BATAVIA, Ohio (AdAge.com) -- Kotex had been losing share for a generation, largely to Procter & Gamble Co.'s Tampax and Always. Kimberly-Clark Corp.'s last big attempt to shake things up -- a redesign that broke a category taboo by putting flowers and splashes of red on Kotex packages -- only made things worse.
So institutional memory wasn't an ally when the company contemplated shaking things up again.
The idea was U by Kotex, a premium-priced line aimed at younger women, featuring black packages holding products in a rainbow of wrappers, designed by CBX, New York. Backing the launch were irreverent and unconventional TV and online ads from WPP's JWT and Omnicom's Organic, both New York, that poked fun at the long heritage of category ads featuring cheerful women frolicking in white slacks, followed by the inevitable blue-fluid product demos.
In a "Break the Cycle" campaign online, viral videos showed men approached on the street and asked to buy tampons; a guy in a supermarket fem-care aisle asking women and men for help selecting a product for his girlfriend; and a highly suggestive inkblot test. Kotex also developed an instructional video on how to use a tampon. It all aimed to shift the hushed conversation toward "vagina care."

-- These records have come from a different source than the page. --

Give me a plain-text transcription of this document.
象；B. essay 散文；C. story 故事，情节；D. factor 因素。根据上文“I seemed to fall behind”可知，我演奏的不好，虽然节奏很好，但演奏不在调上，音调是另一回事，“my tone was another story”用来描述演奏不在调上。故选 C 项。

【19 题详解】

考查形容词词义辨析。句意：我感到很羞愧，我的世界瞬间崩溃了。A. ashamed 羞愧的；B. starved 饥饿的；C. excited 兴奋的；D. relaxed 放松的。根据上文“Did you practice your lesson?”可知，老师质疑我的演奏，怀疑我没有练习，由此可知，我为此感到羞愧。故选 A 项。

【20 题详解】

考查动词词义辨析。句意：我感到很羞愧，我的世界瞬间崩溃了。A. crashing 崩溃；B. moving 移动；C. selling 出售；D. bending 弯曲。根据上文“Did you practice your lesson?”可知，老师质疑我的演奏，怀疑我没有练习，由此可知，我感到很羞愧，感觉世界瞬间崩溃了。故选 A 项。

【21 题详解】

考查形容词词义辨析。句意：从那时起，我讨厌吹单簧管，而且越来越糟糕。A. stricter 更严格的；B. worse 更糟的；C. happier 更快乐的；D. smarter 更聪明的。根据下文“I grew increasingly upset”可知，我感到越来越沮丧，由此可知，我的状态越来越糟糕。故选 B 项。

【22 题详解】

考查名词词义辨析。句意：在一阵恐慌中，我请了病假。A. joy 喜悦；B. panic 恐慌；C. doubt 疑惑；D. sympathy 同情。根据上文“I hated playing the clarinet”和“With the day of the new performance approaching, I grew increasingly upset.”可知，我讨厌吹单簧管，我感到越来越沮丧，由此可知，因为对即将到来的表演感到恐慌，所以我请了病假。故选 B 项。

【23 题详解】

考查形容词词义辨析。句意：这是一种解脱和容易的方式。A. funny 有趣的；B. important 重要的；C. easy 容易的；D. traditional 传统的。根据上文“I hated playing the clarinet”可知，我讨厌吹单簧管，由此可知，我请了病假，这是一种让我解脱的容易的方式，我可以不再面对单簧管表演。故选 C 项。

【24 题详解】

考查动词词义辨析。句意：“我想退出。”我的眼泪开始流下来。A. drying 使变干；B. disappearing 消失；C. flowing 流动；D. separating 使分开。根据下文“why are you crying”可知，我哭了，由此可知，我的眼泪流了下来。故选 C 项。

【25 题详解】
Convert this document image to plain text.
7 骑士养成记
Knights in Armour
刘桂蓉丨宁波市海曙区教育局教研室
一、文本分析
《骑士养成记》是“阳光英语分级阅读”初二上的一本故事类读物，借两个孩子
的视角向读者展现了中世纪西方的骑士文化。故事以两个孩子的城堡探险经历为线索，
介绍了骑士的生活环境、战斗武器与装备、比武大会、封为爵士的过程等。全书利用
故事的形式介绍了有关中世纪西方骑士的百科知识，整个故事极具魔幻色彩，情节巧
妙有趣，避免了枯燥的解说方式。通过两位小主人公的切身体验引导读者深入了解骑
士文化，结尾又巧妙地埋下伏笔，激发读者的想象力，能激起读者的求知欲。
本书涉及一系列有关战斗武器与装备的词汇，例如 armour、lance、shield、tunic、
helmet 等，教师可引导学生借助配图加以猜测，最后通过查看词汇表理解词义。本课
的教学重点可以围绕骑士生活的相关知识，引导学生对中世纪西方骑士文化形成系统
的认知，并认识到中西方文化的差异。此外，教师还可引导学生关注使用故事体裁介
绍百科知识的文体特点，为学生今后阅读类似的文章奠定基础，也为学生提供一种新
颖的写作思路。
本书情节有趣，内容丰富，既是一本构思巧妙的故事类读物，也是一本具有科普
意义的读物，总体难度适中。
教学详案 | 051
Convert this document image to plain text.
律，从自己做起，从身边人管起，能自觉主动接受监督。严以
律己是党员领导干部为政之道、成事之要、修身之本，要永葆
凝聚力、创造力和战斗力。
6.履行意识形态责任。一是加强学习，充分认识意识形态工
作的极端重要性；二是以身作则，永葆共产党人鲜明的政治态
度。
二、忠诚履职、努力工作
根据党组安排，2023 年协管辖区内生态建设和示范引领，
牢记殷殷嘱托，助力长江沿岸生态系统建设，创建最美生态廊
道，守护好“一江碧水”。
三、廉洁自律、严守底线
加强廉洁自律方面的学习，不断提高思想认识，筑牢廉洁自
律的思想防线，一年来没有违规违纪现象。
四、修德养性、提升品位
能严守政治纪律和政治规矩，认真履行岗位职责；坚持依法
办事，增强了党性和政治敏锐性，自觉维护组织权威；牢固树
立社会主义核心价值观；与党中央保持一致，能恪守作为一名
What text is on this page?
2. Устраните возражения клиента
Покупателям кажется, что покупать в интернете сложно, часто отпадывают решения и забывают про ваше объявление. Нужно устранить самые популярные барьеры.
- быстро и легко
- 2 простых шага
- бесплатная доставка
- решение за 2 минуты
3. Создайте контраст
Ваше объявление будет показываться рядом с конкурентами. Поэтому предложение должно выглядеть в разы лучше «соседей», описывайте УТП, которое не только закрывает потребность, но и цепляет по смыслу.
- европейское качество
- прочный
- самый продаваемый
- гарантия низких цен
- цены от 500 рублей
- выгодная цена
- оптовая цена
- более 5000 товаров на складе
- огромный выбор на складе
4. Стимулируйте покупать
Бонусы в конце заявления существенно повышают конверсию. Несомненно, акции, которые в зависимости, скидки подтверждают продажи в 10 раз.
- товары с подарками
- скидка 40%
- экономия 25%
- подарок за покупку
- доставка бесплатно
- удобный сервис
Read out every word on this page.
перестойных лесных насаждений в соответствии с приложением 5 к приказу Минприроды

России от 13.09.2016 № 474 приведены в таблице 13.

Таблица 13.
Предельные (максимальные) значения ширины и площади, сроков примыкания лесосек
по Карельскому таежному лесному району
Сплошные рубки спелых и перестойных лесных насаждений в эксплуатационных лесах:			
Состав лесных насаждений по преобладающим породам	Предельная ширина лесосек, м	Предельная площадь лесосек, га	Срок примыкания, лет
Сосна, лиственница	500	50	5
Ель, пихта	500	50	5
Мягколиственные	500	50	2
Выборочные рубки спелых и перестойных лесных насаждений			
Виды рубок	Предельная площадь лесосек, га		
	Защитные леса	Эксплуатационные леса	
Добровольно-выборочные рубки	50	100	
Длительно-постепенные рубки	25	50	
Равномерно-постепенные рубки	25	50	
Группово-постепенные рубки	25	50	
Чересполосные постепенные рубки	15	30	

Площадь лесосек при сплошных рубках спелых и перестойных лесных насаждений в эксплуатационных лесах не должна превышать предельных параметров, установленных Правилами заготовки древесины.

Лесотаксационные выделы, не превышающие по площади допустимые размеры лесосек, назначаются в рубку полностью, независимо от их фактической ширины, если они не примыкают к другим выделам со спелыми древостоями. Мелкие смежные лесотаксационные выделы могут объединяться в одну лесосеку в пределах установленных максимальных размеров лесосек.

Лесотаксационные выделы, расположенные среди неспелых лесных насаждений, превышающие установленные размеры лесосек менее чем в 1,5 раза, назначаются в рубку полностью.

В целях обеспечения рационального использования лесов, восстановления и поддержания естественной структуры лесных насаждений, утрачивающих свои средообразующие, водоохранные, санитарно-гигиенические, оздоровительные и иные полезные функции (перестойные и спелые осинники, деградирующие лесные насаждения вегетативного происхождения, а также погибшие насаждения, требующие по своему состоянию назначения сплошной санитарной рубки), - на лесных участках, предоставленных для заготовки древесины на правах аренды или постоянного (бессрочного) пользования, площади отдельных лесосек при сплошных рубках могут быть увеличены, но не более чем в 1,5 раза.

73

Andrew Meurer -- who recently left his post as VP-feminine and adult care for personal reasons -- and Organic CEO Marita Scarfi also got attendees at a Cannes seminar on U to shout "vagina" to break the ice on the topic.
Results have been phenomenal since the April launch. Kotex's share was up 2.2 points in sanitary pads and 5.2 points in tampons in the third quarter on sales increases of 13% and 57% respectively, according to SymphonyIRI data from Deutsche Bank. Data including unmeasured outlets such as Walmart and club stores have been better still, Mr. Meurer said.
Online efforts helped produce more than 1.2 million sample requests and more than 600,000 other brand/consumer interactions .
The launch has won young consumers in a category where that has a big lifetime value. Loyalty to feminine-protection brands is higher than almost any other category in packaged goods, said Mr. Meurer.